В истории изучения масленичной обрядности по поводу происхождения и функционального содержания чучела и самой масленичной обрядности было высказано несколько различных гипотез и предположений [253]. Думается, что разноречия и недостаточная обоснованность в них происходят от того, что авторы не принимали во внимание ритуал проводов на «тот свет».
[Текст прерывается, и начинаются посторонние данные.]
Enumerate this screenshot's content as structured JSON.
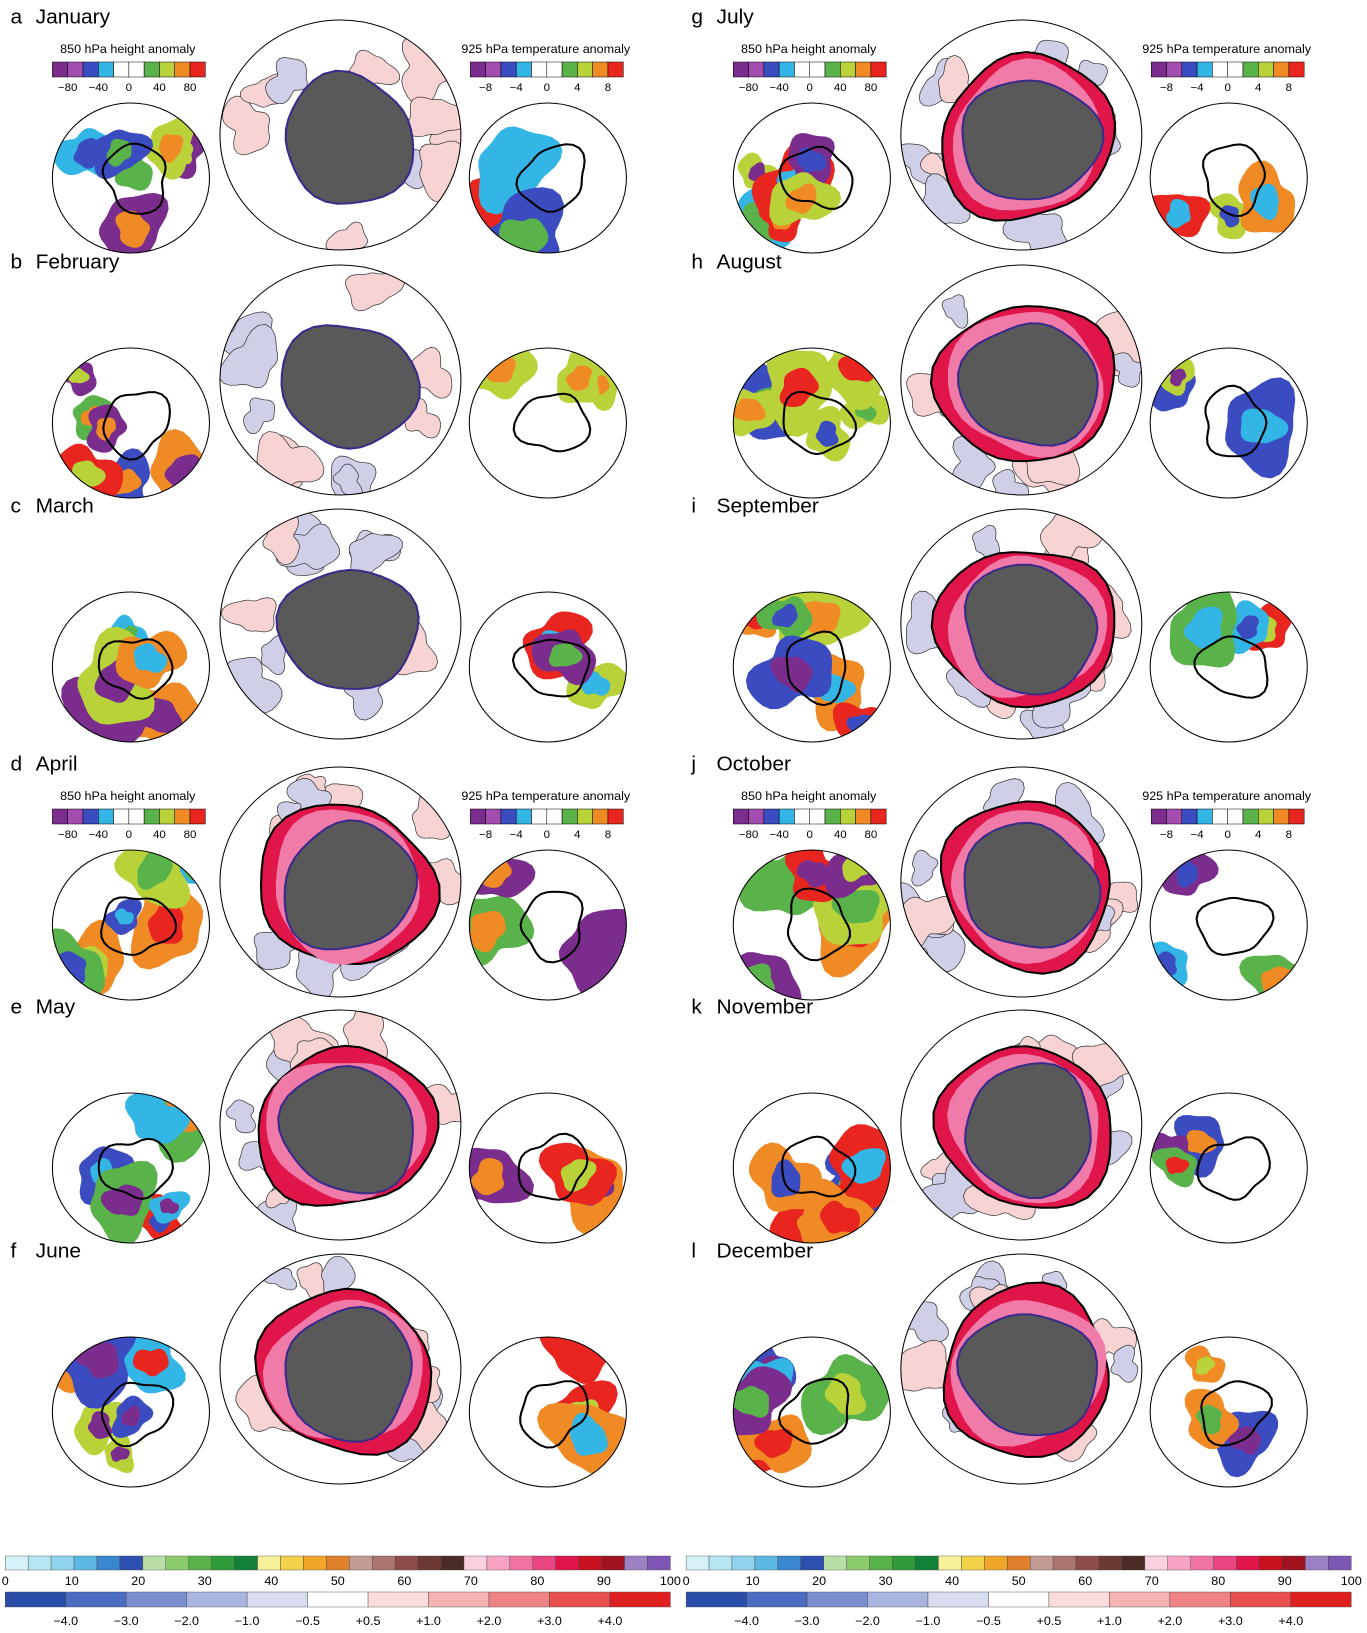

Для аргументации положения о функциональном назначении чучела в масленичной обрядности и генезисе его важно напомнить общий для истории ритуалов процесс замены отправляемых на «тот свет» изображениями их — чучелом, куклой и различными знаками, напоминающими очертания человеческой фигуры (антропоморфный крест, например) или взятыми из живой природы (куст и т.п.). Относительно славян, по свидетельству немецких источников XIII в., известно, что в дожиночных ритуальных действах живых людей заменили мужским чучелом [254]. Одним из наиболее показательных образцов является свидетельство античных источников о замене стариков, бросаемых по обычаю в Тибр, их тростниковыми изображениями. Вот что сказано по этому поводу у Флакка: «Некогда шестидесятилетних стариков (sexa-genaries) сбрасывали с моста… Перестали с приходом Геркулеса, но из уважения к древнему обычаю решили по-прежнему бросать в Тибр тростниковые изображения людей» [255].
Название их — аргеи — В. В.Миллер связывает с культом предков.
Эти тростниковые фигуры в сущности аналогичны славянским чучелам из соломы, но славянские куклы по оформлению более архаичны: они как знак изображаемого предмета оформлены более реалистично благодаря одеваемой на них женской или мужской одежде, украшениям и т. п. Особенно большой интерес в этом смысле представляет «vysoka žena» моравской Валахии [256]. Оформление этого чучела, фигурирующего в завершающих масленичные игрища действах, сохранило архаическую символику: перед нами не дряхлая, немощная старуха, а стареющая, но еще полная жизненной энергии пожилая женщина.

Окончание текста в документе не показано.